Introducing Surface Topography Effects and the 3D Velocity Structure to Refine the Kinematic Source Inversion Models. Application to the Norcia, Mw 6.5, 30 October 2016, Central Italy Earthquake

Abstract

Kinematic finite fault inversion procedures of strong motion data are usually managed by calculating Green's functions for 1D layered seismic velocity models with flat surface topography. However, many regions in the world are characterized by significant topography and complex geological models. In these cases, the lack of adoption of more complex seismic wave propagation models and surface topography during finite fault kinematic inversions can significantly impact on the retrieved source parameters.

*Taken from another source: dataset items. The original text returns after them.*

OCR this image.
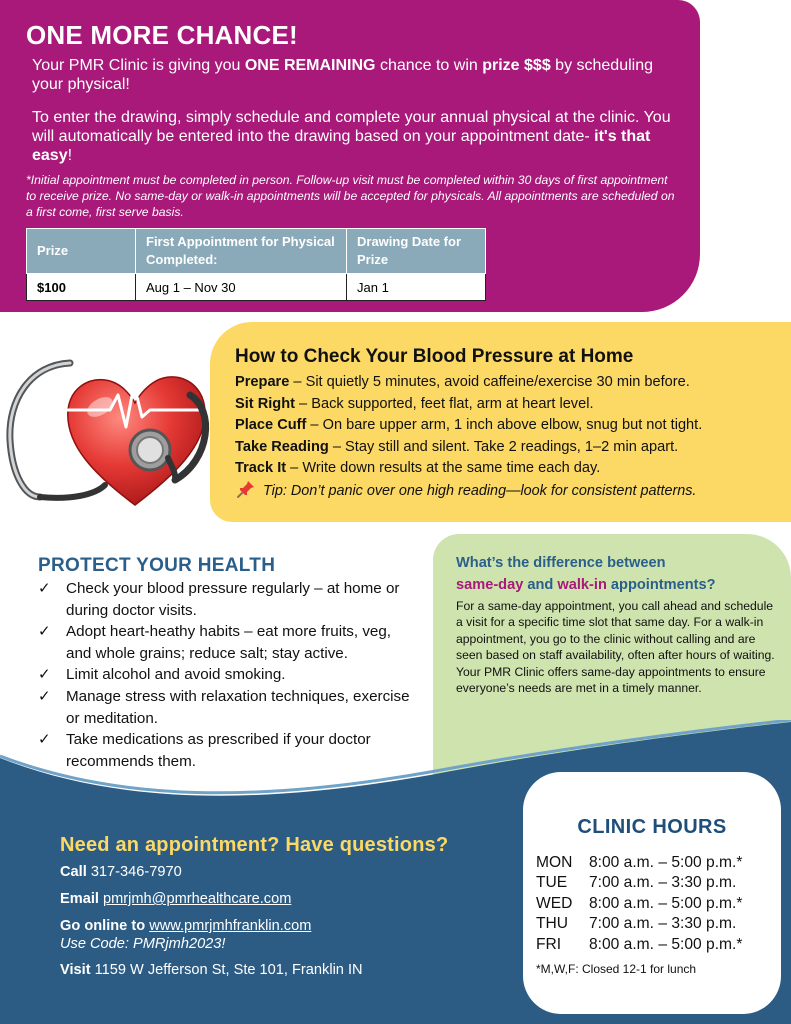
ONE MORE CHANCE!
Your PMR Clinic is giving you ONE REMAINING chance to win prize $$$ by scheduling your physical!
To enter the drawing, simply schedule and complete your annual physical at the clinic. You will automatically be entered into the drawing based on your appointment date- it's that easy!
*Initial appointment must be completed in person. Follow-up visit must be completed within 30 days of first appointment to receive prize. No same-day or walk-in appointments will be accepted for physicals. All appointments are scheduled on a first come, first serve basis.
Prize	First Appointment for Physical Completed:	Drawing Date for Prize
$100	Aug 1 – Nov 30	Jan 1
How to Check Your Blood Pressure at Home
Prepare – Sit quietly 5 minutes, avoid caffeine/exercise 30 min before.
Sit Right – Back supported, feet flat, arm at heart level.
Place Cuff – On bare upper arm, 1 inch above elbow, snug but not tight.
Take Reading – Stay still and silent. Take 2 readings, 1–2 min apart.
Track It – Write down results at the same time each day.
Tip: Don’t panic over one high reading—look for consistent patterns.
What’s the difference between
same-day and walk-in appointments?
For a same-day appointment, you call ahead and schedule a visit for a specific time slot that same day. For a walk-in appointment, you go to the clinic without calling and are seen based on staff availability, often after hours of waiting. Your PMR Clinic offers same-day appointments to ensure everyone’s needs are met in a timely manner.
PROTECT YOUR HEALTH
✓ Check your blood pressure regularly – at home or during doctor visits.
✓ Adopt heart-heathy habits – eat more fruits, veg, and whole grains; reduce salt; stay active.
✓ Limit alcohol and avoid smoking.
✓ Manage stress with relaxation techniques, exercise or meditation.
✓ Take medications as prescribed if your doctor recommends them.
Need an appointment? Have questions?
Call 317-346-7970
Email pmrjmh@pmrhealthcare.com
Go online to www.pmrjmhfranklin.com
Use Code: PMRjmh2023!
Visit 1159 W Jefferson St, Ste 101, Franklin IN
CLINIC HOURS
MON	8:00 a.m. – 5:00 p.m.*
TUE	7:00 a.m. – 3:30 p.m.
WED	8:00 a.m. – 5:00 p.m.*
THU	7:00 a.m. – 3:30 p.m.
FRI	8:00 a.m. – 5:00 p.m.*
*M,W,F: Closed 12-1 for lunch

We have modified the non-negative least-square inversion method of Dreger et al. [2005] for taking into account Green's functions generated by SPECFEM3D for a 3D velocity model including topography. The computation of Green's functions for such model is very expensive, for this reason we have decided to assume a fixed fault geometry, allowing only for rake variation and inverting for rupture velocity, rise time and slip distribution. We have applied the new procedure for the finite fault inversion of the 2016 Mw 6.5 Norcia earthquake, for which none of the several studies in literature have adopted 3D layered seismic velocity models or have taken into account the significant topography of this area. We have finally compared the slip model retrieved with this procedure to the model from Scognamiglio et al. (2018) obtained with same data and fault geometry but 1D velocity model and no topography.